Other things that may work are Union Suites - old fashion I know but you can still find them and it makes it harder for the person to access that area (you can also cut and hem them for summer use if needed). Bike shorts also help - They are harder to get on because they are tighter, but that's the point. No matter what you do it will be more work for you, the care giver but you have to decide which battle you are willing to fight. Good luck!
When my father with Alzheimer's was in a nursing home for the last 16 months of his life, his "roommate" was a decade older with some type of dementia, bedridden and in the fetal position. He regularly forced his hands into his diaper to masturbate or handle his poop. The neuro-psychiatrist explained to me that although sexuality is one of the last things to go, this manifestation is often indicative of reverting back to a one and a half to two year old stage where children are touching their genitalia because it feels good and show what adults might call an obsession with their poop because they feel they are losing something from their bodies.

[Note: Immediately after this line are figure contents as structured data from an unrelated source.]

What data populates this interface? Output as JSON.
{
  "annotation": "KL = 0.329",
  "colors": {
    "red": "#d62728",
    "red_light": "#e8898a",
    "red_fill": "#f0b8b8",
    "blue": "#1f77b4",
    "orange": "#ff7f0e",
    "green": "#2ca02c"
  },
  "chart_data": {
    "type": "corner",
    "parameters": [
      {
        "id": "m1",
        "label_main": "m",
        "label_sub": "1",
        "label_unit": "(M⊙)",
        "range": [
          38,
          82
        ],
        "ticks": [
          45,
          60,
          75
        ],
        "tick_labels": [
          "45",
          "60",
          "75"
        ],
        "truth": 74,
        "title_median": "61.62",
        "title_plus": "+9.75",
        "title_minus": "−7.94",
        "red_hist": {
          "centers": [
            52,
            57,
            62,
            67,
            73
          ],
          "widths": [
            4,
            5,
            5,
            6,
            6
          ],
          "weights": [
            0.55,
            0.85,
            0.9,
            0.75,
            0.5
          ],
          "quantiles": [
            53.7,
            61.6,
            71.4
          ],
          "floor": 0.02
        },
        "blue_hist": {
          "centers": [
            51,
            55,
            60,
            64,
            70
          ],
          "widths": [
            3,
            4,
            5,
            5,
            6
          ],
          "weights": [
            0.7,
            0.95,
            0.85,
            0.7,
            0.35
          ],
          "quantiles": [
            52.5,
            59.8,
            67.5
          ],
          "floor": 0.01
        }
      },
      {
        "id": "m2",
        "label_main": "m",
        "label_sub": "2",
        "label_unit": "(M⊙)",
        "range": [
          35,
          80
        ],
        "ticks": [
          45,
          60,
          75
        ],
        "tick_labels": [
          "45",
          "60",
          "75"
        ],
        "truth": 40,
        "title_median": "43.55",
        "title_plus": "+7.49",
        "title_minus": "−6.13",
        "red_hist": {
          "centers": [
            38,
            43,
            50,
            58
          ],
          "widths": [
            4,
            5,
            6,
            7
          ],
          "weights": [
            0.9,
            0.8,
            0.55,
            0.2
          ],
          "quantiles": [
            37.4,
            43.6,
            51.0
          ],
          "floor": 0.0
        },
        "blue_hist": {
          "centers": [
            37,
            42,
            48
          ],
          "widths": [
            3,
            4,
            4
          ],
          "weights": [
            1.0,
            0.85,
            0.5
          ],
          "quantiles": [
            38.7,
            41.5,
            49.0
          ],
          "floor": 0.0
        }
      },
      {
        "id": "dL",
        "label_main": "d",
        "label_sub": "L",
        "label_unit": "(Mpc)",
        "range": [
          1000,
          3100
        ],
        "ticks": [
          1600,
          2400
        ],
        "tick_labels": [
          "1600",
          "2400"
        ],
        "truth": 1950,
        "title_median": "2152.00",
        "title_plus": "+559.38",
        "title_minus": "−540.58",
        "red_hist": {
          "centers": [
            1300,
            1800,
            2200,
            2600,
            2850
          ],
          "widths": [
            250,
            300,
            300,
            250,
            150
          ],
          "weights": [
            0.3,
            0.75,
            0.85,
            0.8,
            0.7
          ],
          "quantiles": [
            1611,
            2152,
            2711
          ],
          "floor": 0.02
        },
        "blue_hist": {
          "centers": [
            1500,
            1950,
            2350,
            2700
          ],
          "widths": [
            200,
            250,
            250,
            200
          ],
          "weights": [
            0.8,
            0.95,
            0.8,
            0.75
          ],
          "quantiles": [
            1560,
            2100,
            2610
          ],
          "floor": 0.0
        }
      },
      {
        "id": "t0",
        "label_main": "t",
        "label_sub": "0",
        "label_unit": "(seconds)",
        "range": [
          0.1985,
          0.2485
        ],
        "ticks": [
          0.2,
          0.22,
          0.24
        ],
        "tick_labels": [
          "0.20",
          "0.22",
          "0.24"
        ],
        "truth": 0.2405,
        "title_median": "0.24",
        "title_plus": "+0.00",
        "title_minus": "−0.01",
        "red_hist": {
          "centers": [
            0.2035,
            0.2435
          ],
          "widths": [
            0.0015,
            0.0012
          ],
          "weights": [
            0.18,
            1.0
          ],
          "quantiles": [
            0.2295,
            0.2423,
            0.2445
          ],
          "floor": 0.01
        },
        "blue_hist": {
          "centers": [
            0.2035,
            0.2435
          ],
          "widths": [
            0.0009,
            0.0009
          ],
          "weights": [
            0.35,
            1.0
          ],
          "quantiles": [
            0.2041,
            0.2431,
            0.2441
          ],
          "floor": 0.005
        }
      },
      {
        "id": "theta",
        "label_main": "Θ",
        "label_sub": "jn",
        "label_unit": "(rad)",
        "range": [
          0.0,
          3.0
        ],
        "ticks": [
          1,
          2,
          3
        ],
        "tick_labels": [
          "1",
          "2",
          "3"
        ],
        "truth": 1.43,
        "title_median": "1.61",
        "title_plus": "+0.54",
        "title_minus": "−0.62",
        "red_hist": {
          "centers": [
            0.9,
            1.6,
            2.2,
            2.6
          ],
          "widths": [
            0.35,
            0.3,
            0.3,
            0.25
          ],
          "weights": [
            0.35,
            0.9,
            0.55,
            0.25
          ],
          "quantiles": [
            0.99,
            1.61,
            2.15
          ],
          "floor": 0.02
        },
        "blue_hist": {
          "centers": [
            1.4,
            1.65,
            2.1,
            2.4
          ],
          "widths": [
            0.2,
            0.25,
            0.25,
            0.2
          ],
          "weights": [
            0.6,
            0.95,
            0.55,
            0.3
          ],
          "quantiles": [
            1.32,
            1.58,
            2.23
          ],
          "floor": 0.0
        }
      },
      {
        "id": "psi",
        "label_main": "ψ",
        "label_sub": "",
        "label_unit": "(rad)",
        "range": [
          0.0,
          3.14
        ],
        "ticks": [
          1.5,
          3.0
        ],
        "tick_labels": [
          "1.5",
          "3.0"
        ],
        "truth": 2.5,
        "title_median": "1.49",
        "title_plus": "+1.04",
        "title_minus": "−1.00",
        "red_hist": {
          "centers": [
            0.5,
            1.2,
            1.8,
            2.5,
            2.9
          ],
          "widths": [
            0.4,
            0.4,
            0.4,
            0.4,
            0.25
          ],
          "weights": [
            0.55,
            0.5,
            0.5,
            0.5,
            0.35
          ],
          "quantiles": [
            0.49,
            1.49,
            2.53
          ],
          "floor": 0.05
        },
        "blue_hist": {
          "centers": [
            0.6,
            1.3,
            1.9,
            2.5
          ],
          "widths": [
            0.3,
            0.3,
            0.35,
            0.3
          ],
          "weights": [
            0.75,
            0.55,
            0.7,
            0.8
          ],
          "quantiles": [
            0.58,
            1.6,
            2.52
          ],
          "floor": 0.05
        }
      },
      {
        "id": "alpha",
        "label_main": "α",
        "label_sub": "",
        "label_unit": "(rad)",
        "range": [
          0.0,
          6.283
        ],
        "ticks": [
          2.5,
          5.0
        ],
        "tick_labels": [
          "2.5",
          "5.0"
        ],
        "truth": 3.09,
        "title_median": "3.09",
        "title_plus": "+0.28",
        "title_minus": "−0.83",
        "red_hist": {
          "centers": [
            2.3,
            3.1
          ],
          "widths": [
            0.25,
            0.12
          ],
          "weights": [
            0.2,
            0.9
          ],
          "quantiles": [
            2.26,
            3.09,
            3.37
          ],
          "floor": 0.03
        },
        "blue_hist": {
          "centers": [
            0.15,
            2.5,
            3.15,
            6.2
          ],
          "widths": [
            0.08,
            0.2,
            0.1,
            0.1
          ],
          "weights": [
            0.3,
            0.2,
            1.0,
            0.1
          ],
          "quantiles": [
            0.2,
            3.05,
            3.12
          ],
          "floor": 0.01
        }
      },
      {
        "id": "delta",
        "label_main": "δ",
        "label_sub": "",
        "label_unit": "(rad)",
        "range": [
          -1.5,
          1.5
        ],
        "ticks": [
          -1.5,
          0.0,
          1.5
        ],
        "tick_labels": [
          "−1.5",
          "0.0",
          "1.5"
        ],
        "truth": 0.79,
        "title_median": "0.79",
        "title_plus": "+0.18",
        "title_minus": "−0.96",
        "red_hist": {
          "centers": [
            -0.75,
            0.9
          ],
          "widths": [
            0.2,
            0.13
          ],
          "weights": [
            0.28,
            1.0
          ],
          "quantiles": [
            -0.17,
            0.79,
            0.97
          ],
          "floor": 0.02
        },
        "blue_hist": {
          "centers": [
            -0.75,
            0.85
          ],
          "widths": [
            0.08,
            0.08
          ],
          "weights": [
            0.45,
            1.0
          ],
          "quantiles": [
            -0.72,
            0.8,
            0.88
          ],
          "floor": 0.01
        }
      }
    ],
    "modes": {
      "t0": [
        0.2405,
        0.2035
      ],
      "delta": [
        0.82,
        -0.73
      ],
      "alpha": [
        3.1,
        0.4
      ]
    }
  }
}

Similar but not the same as the "union suit" suggested above, the nursing home put Lester in a jump suit made specially for problems such as this and for people with dementia who undress themselves. They have a zipper up the back so the person can neither undress themselves nor reach into their underwear. In Lesters case he just kept running his hand down the side of the jumpsuit absentmindedly looking for a pocket that wasn't there. It didn't frustrate him, it just didn't let him accomplish his goal.
Later, my aunt had alcohol dementia and when she was beginning to show signs of undressing, I remembered Lester and the jumpsuits and started doing a little research. For ladies, they make zipper up the back jumpsuits that look like two piece outfits. I was almost ready to order some of those for her when she had three strokes and ended up passing away.
So perhaps what I found will help you with your mom. In addition to the two piece looking zipper up the back outfits, they also had ladies back zippering jumpsuits. There may be other places but the one I found that I planned to order from was (buck and buck).
I would love to hear follow up on this if you have time to post. Good luck and best wishes.
Anyway, back to your problem. I doubt you can have her wear latex gloves 24/7. Wouldn't be good for her skin. I kind of like the mitten idea - wonder where you could buy those? I can't imagine trying to wrassle an 86-year-old woman into long johns with a zipper up the back. Does she wear pajamas or a nightgown? We keep my mom in a short nightgown for ease of access when she has to potty or to clean her, not unlike hospitals making patients wear hospital gowns.
Other than keeping her nails short for ease of cleaning, and keeping disinfecting wipes handy for when she's playing in her diaper, I don't know what to tell you. I don't think there is any way to keep an adult diaper tight enough that she would not be able to get into it if she really wanted to, which leads me back to WHY she does it. I know one elderly relative of mine used to reach in to dig her feces out when she felt constipated. We couldn't get her to stop doing that so we cut her nails very short so she wouldn't scratch herself and get an infection.
Ahhh, caring for the elderly...
While I am blessing, God bless Buck & Buck. My deeply demented mom has been decorating her own room, the shared hallways in her assisted living/nursing home/hospital care -- the whole world within her reach -- with her own feces for months now. The staff and I have been pulling out our hair. Socks on her hands at night has helped, but when she is awake she won't keep them on. Even when I was sitting right next to her at dinner (with other residents at the table), she is so quick and practiced that she reached into her pants to bring her bowel movement out for display at the dinner table this week.
No amount of reasoning, talking, writing (for her to read), signage, begging, etc., etc., has helped. I read a post on another site about in her frustration over losing her wits, it might be important to her to keep "part of her body" rather than to flush it away. Who knows? She's conversational, but she can't explain this.
My mom's fingernails have been caked with feces. No caregiver can be blamed for failing to keep up with it. It's an ongoing project without respite. She won't sit still for thorough cleaning very often. It's a health hazard for her and for everyone around her.
The Buck & Buck one-piece suit is the first useful advice I have found and I have asked A LOT of experts and read A LOT of websites for advice. This works. Buck & Buck has some other super useful ideas for our issues, too.
Thank you, thank you, thank you, CarolLynn.
And, God bless all of you who are caring for the demented.